Peut mieux faire sur les résultats

Sur les cinq derniers exercices fiscaux (soit depuis sa création) le chiffre d'affaires de S4 est passé de 55 M£ à 1 Md£ et l'EBITDA de 0 à 120 M£. Le bilan n'a pas encore atteint un niveau d'endettement critique  mais à trois fois l'EBITDA on commence quand même à transpirer un peu... Clairement il faut se mettre dans les dispositions adéquates pour réaliser de nouvelles augmentations de capital à des niveaux de valorisation élevés. Et pour cela, il n'y a pas vraiment d'autre choix que de faire grimper l'EBITDA. Sorrell n'est pas né de la dernière pluie et sait qu'il a quelques leviers pour accélérer la hausse : dans ces "people business", il est possible de réduire assez vite les coûts en jouant sur les effectifs. Mais il faut quand même que le fond d'activité suive et prenne la pente adéquate.

Compte de Résultats de S4 (Source Zonebourse avec S&P Capital IQ)
Compte de Résultats de S4 (Source Zonebourse avec S&P Capital IQ)

Au niveau valorisation, il faut se baser sur le cash-flow libre pour avoir une idée précise de la situation, car les bénéfices comptables intègrent les charges d'amortissement issues des acquisitions. L'an passé, S4 a sorti 40 M£ de cash-flow libre pour une valeur d'entreprise de 1,3 Md£. Soit des multiples de 11 fois l'EBITDA et 30 fois les profits. C'est élevé, mais pas totalement idiot non plus pour un modèle économique agile, peu capitalistique, en forte croissance et géré par le maestro du métier... A condition bien sûr qu'il n'ait pas perdu sa "magic touch" et qu'il ne soit pas devenu une caricature de lui-même. Ces multiples tiennent compte de la chute du titre.

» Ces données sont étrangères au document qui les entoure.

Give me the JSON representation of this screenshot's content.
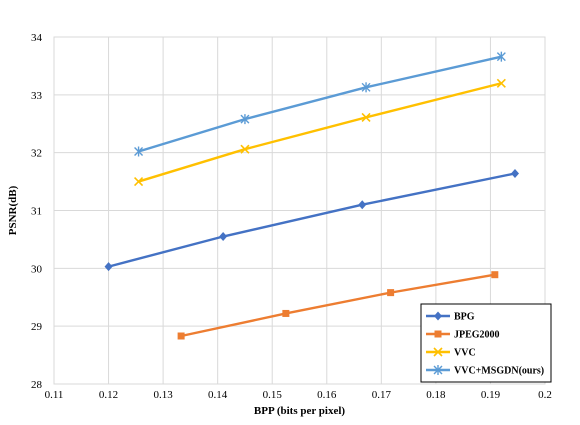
{
  "chart_data": {
    "type": "line",
    "xlabel": "BPP (bits per pixel)",
    "ylabel": "PSNR(dB)",
    "xlim": [
      0.11,
      0.2
    ],
    "ylim": [
      28,
      34
    ],
    "xticks": [
      0.11,
      0.12,
      0.13,
      0.14,
      0.15,
      0.16,
      0.17,
      0.18,
      0.19,
      0.2
    ],
    "xtick_labels": [
      "0.11",
      "0.12",
      "0.13",
      "0.14",
      "0.15",
      "0.16",
      "0.17",
      "0.18",
      "0.19",
      "0.2"
    ],
    "yticks": [
      28,
      29,
      30,
      31,
      32,
      33,
      34
    ],
    "ytick_labels": [
      "28",
      "29",
      "30",
      "31",
      "32",
      "33",
      "34"
    ],
    "grid": true,
    "legend_position": "bottom-right",
    "series": [
      {
        "name": "BPG",
        "color": "#4472C4",
        "marker": "diamond",
        "x": [
          0.12,
          0.141,
          0.1665,
          0.1945
        ],
        "y": [
          30.03,
          30.55,
          31.1,
          31.64
        ]
      },
      {
        "name": "JPEG2000",
        "color": "#ED7D31",
        "marker": "square",
        "x": [
          0.1333,
          0.1525,
          0.1717,
          0.1908
        ],
        "y": [
          28.83,
          29.22,
          29.58,
          29.89
        ]
      },
      {
        "name": "VVC",
        "color": "#FFC000",
        "marker": "x",
        "x": [
          0.1255,
          0.145,
          0.1672,
          0.192
        ],
        "y": [
          31.5,
          32.06,
          32.61,
          33.2
        ]
      },
      {
        "name": "VVC+MSGDN(ours)",
        "color": "#5B9BD5",
        "marker": "asterisk",
        "x": [
          0.1255,
          0.145,
          0.1672,
          0.192
        ],
        "y": [
          32.02,
          32.58,
          33.13,
          33.66
        ]
      }
    ]
  }
}
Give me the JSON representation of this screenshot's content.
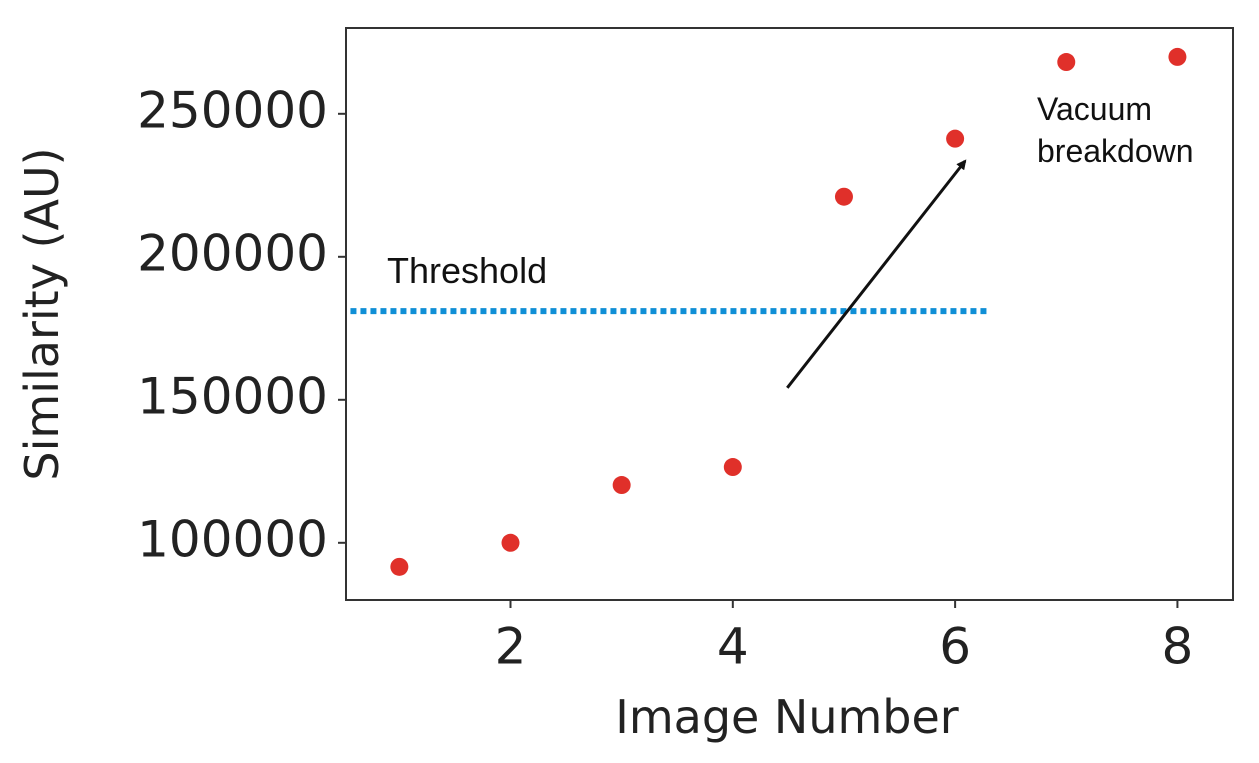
{
  "chart_data": {
    "type": "scatter",
    "x_label": "Image Number",
    "y_label": "Similarity (AU)",
    "x": [
      1,
      2,
      3,
      4,
      5,
      6,
      7,
      8
    ],
    "values": [
      91600,
      100000,
      120200,
      126500,
      221000,
      241300,
      268100,
      269900
    ],
    "color": "#e0302a",
    "xlim": [
      0.52,
      8.5
    ],
    "xticks": [
      2,
      4,
      6,
      8
    ],
    "ylim": [
      80000,
      280000
    ],
    "yticks": [
      100000,
      150000,
      200000,
      250000
    ],
    "threshold": {
      "label": "Threshold",
      "value": 181000,
      "xmin": 0.56,
      "xmax": 6.3,
      "color": "#0f8fd6"
    },
    "annotation": {
      "text_lines": [
        "Vacuum",
        "breakdown"
      ],
      "arrow_x": [
        4.49,
        6.09
      ],
      "arrow_y": [
        154200,
        233500
      ]
    }
  }
}
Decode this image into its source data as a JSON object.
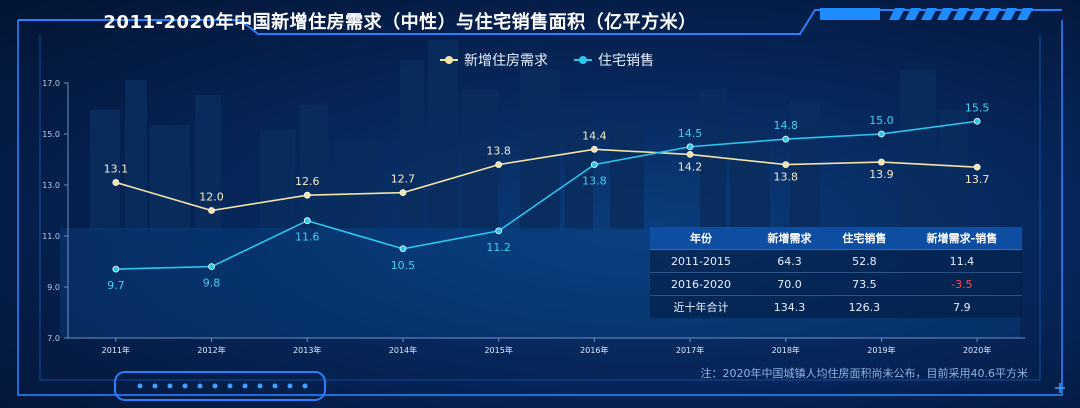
{
  "chart_data": {
    "type": "line",
    "title": "2011-2020年中国新增住房需求（中性）与住宅销售面积（亿平方米）",
    "categories": [
      "2011年",
      "2012年",
      "2013年",
      "2014年",
      "2015年",
      "2016年",
      "2017年",
      "2018年",
      "2019年",
      "2020年"
    ],
    "ylim": [
      7.0,
      17.0
    ],
    "yticks": [
      "17.0",
      "15.0",
      "13.0",
      "11.0",
      "9.0",
      "7.0"
    ],
    "legend_position": "top-center",
    "grid": true,
    "series": [
      {
        "name": "新增住房需求",
        "color": "#f2e2a6",
        "values": [
          13.1,
          12.0,
          12.6,
          12.7,
          13.8,
          14.4,
          14.2,
          13.8,
          13.9,
          13.7
        ],
        "labels": [
          "13.1",
          "12.0",
          "12.6",
          "12.7",
          "13.8",
          "14.4",
          "14.2",
          "13.8",
          "13.9",
          "13.7"
        ]
      },
      {
        "name": "住宅销售",
        "color": "#2bc6ee",
        "values": [
          9.7,
          9.8,
          11.6,
          10.5,
          11.2,
          13.8,
          14.5,
          14.8,
          15.0,
          15.5
        ],
        "labels": [
          "9.7",
          "9.8",
          "11.6",
          "10.5",
          "11.2",
          "13.8",
          "14.5",
          "14.8",
          "15.0",
          "15.5"
        ]
      }
    ]
  },
  "table": {
    "headers": [
      "年份",
      "新增需求",
      "住宅销售",
      "新增需求-销售"
    ],
    "rows": [
      [
        "2011-2015",
        "64.3",
        "52.8",
        "11.4"
      ],
      [
        "2016-2020",
        "70.0",
        "73.5",
        "-3.5"
      ],
      [
        "近十年合计",
        "134.3",
        "126.3",
        "7.9"
      ]
    ]
  },
  "note": "注：2020年中国城镇人均住房面积尚未公布，目前采用40.6平方米",
  "colors": {
    "accent": "#1e8cff",
    "frame": "#2a7fff",
    "negative": "#ff4a4a"
  }
}
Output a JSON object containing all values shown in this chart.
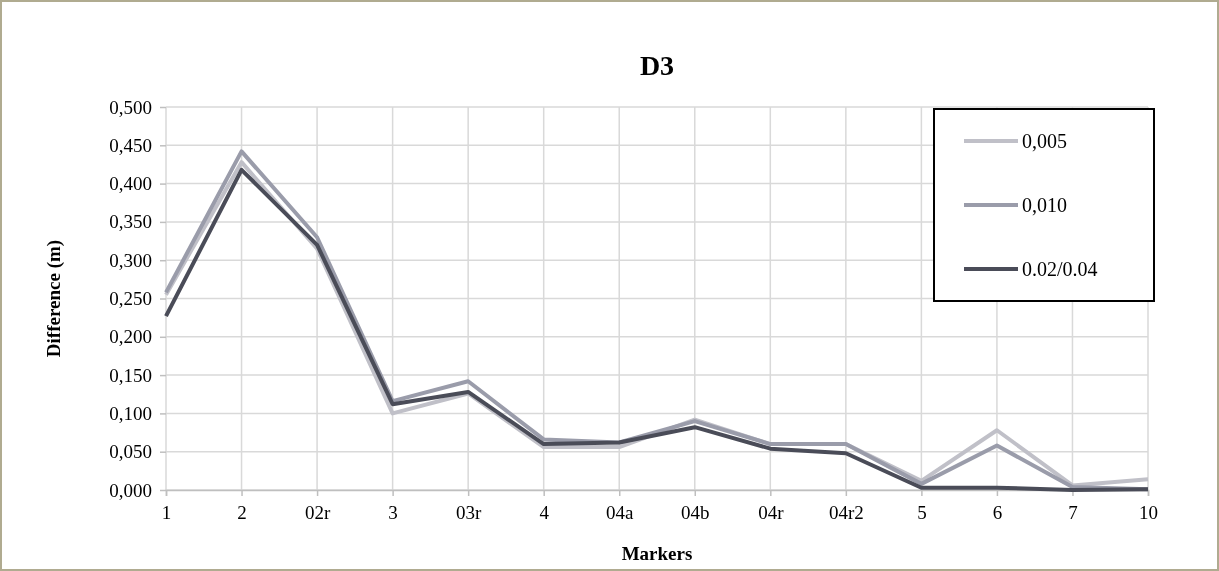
{
  "chart_data": {
    "type": "line",
    "title": "D3",
    "xlabel": "Markers",
    "ylabel": "Difference (m)",
    "categories": [
      "1",
      "2",
      "02r",
      "3",
      "03r",
      "4",
      "04a",
      "04b",
      "04r",
      "04r2",
      "5",
      "6",
      "7",
      "10"
    ],
    "series": [
      {
        "name": "0,005",
        "color": "#c0c0c8",
        "values": [
          0.255,
          0.428,
          0.315,
          0.1,
          0.126,
          0.056,
          0.056,
          0.092,
          0.06,
          0.06,
          0.012,
          0.078,
          0.006,
          0.014
        ]
      },
      {
        "name": "0,010",
        "color": "#9a9caa",
        "values": [
          0.258,
          0.442,
          0.33,
          0.116,
          0.142,
          0.066,
          0.062,
          0.09,
          0.06,
          0.06,
          0.008,
          0.058,
          0.004,
          0.001
        ]
      },
      {
        "name": "0.02/0.04",
        "color": "#4a4c58",
        "values": [
          0.227,
          0.418,
          0.32,
          0.112,
          0.128,
          0.06,
          0.062,
          0.082,
          0.054,
          0.048,
          0.003,
          0.003,
          0.0,
          0.001
        ]
      }
    ],
    "ylim": [
      0,
      0.5
    ],
    "yticks": [
      {
        "value": 0,
        "label": "0,000"
      },
      {
        "value": 0.05,
        "label": "0,050"
      },
      {
        "value": 0.1,
        "label": "0,100"
      },
      {
        "value": 0.15,
        "label": "0,150"
      },
      {
        "value": 0.2,
        "label": "0,200"
      },
      {
        "value": 0.25,
        "label": "0,250"
      },
      {
        "value": 0.3,
        "label": "0,300"
      },
      {
        "value": 0.35,
        "label": "0,350"
      },
      {
        "value": 0.4,
        "label": "0,400"
      },
      {
        "value": 0.45,
        "label": "0,450"
      },
      {
        "value": 0.5,
        "label": "0,500"
      }
    ],
    "grid": true,
    "legend": "top right",
    "marker": "none",
    "line_style": "solid"
  }
}
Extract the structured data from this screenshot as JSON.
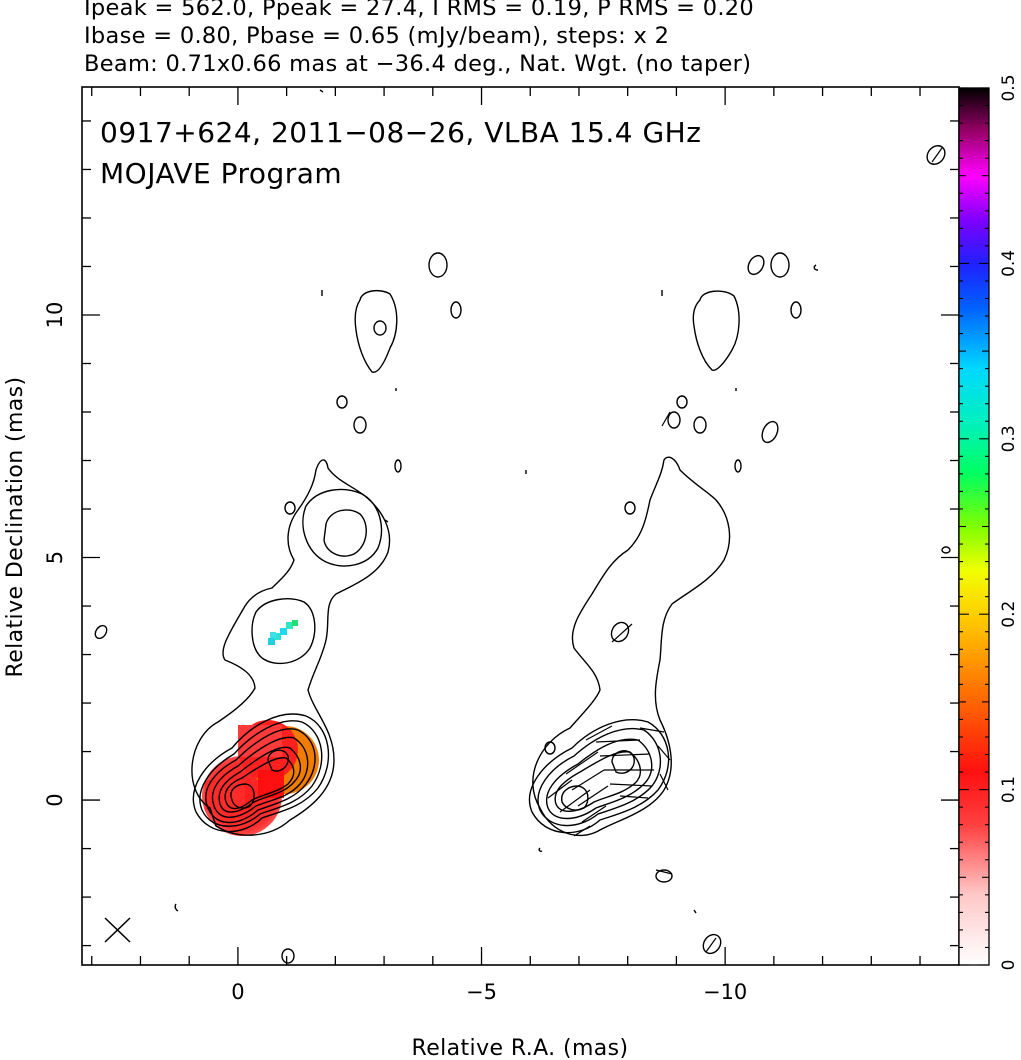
{
  "header": {
    "line1": "Ipeak = 562.0, Ppeak = 27.4, I RMS = 0.19, P RMS = 0.20",
    "line2": "Ibase = 0.80, Pbase = 0.65 (mJy/beam), steps: x 2",
    "line3": "Beam: 0.71x0.66 mas at −36.4 deg., Nat. Wgt. (no taper)"
  },
  "chart_data": {
    "type": "heatmap",
    "title": "0917+624, 2011−08−26, VLBA 15.4 GHz",
    "subtitle": "MOJAVE Program",
    "xlabel": "Relative R.A. (mas)",
    "ylabel": "Relative Declination (mas)",
    "xlim": [
      3.2,
      -14.8
    ],
    "ylim": [
      -3.4,
      14.7
    ],
    "x_ticks": [
      {
        "v": 0,
        "label": "0"
      },
      {
        "v": -5,
        "label": "−5"
      },
      {
        "v": -10,
        "label": "−10"
      }
    ],
    "y_ticks": [
      {
        "v": 0,
        "label": "0"
      },
      {
        "v": 5,
        "label": "5"
      },
      {
        "v": 10,
        "label": "10"
      }
    ],
    "colorbar": {
      "range": [
        0,
        0.5
      ],
      "ticks": [
        {
          "v": 0,
          "label": "0"
        },
        {
          "v": 0.1,
          "label": "0.1"
        },
        {
          "v": 0.2,
          "label": "0.2"
        },
        {
          "v": 0.3,
          "label": "0.3"
        },
        {
          "v": 0.4,
          "label": "0.4"
        },
        {
          "v": 0.5,
          "label": "0.5"
        }
      ]
    },
    "panels": [
      {
        "name": "Stokes I contours with fractional polarization",
        "x_offset": 0
      },
      {
        "name": "Stokes I contours with EVPA ticks",
        "x_offset": -7.9
      }
    ],
    "core": {
      "x": 0.0,
      "y": 0.0
    },
    "jet_component": {
      "x": -0.75,
      "y": 0.8
    },
    "polarization_patches": [
      {
        "region": "core jet",
        "fractional_pol_range": [
          0.08,
          0.13
        ]
      },
      {
        "region": "knot near (-0.9, 3.4)",
        "fractional_pol_range": [
          0.27,
          0.32
        ]
      }
    ],
    "grid": false
  },
  "colors": {
    "frame": "#000000",
    "contour": "#000000",
    "pol_red": "#ff2020",
    "pol_orange": "#f08a00",
    "pol_cyan": "#20d8d0"
  }
}
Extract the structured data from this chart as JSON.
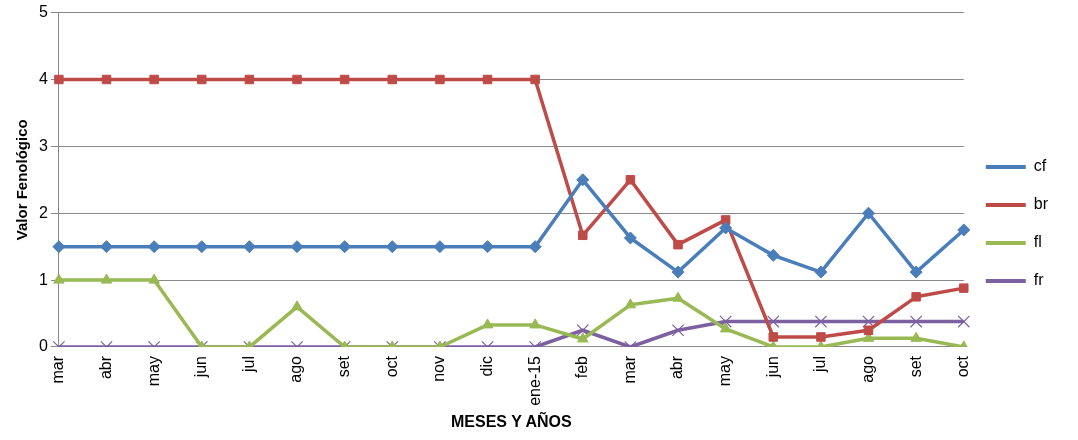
{
  "chart_data": {
    "type": "line",
    "xlabel": "MESES Y AÑOS",
    "ylabel": "Valor Fenológico",
    "categories": [
      "mar",
      "abr",
      "may",
      "jun",
      "jul",
      "ago",
      "set",
      "oct",
      "nov",
      "dic",
      "ene-15",
      "feb",
      "mar",
      "abr",
      "may",
      "jun",
      "jul",
      "ago",
      "set",
      "oct"
    ],
    "series": [
      {
        "name": "cf",
        "color": "#4a7ebb",
        "marker": "diamond",
        "values": [
          1.5,
          1.5,
          1.5,
          1.5,
          1.5,
          1.5,
          1.5,
          1.5,
          1.5,
          1.5,
          1.5,
          2.5,
          1.63,
          1.12,
          1.78,
          1.37,
          1.12,
          2.0,
          1.12,
          1.75
        ]
      },
      {
        "name": "br",
        "color": "#be4b48",
        "marker": "square",
        "values": [
          4,
          4,
          4,
          4,
          4,
          4,
          4,
          4,
          4,
          4,
          4,
          1.67,
          2.5,
          1.53,
          1.9,
          0.15,
          0.15,
          0.25,
          0.75,
          0.88
        ]
      },
      {
        "name": "fl",
        "color": "#98b954",
        "marker": "triangle",
        "values": [
          1,
          1,
          1,
          0,
          0,
          0.6,
          0,
          0,
          0,
          0.33,
          0.33,
          0.12,
          0.63,
          0.73,
          0.27,
          0,
          0,
          0.13,
          0.13,
          0
        ]
      },
      {
        "name": "fr",
        "color": "#7d60a0",
        "marker": "cross",
        "values": [
          0,
          0,
          0,
          0,
          0,
          0,
          0,
          0,
          0,
          0,
          0,
          0.25,
          0,
          0.25,
          0.38,
          0.38,
          0.38,
          0.38,
          0.38,
          0.38
        ]
      }
    ],
    "ylim": [
      0,
      5
    ],
    "yticks": [
      0,
      1,
      2,
      3,
      4,
      5
    ],
    "grid": "y",
    "legend": "right"
  }
}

Avant cela, tout était bien sûr outrancier.

On est donc passés de niveaux délirants à des niveaux plus ou moins normaux, en restant sur la borne haute. Sur d'autres métriques, comme le retour sur investissement (ROI), il est trop tôt pour savoir si Sorrell est encore dans le coup ou pas et si certaines agences qui ont intégré le périmètre se transformeront de poussière d'or en pépite. Ce que l'on sait c'est que S4 a investi 660 M£ en acquisitions jusqu'ici pour "créer" 40 M$ de profit par an, ce qui est assez médiocre. Mais il va falloir un peu patienter pour voir ce qui en ressort vraiment. Le milieu raisonne ceci dit assez rarement en ROI : les opérations sont plutôt destinées à créer une salle des trophées avec les acteurs les plus en vue, les plus efficaces ou les plus hype. Il faut ensuite se débrouiller pour faire en sorte de sortir des performances financières qui satisfont le marché.

La situation de S4 est intéressante pour qui s'intéresse aux situations un peu spéciales, ou qui aiment suivre des capitaines d'industrie. En l'occurrence Martin Sorrell, talentueux, imbuvable, bientôt octogénaire et pas toujours fréquentable. A déconseiller aux adeptes de la gestion de bon père de famille, donc.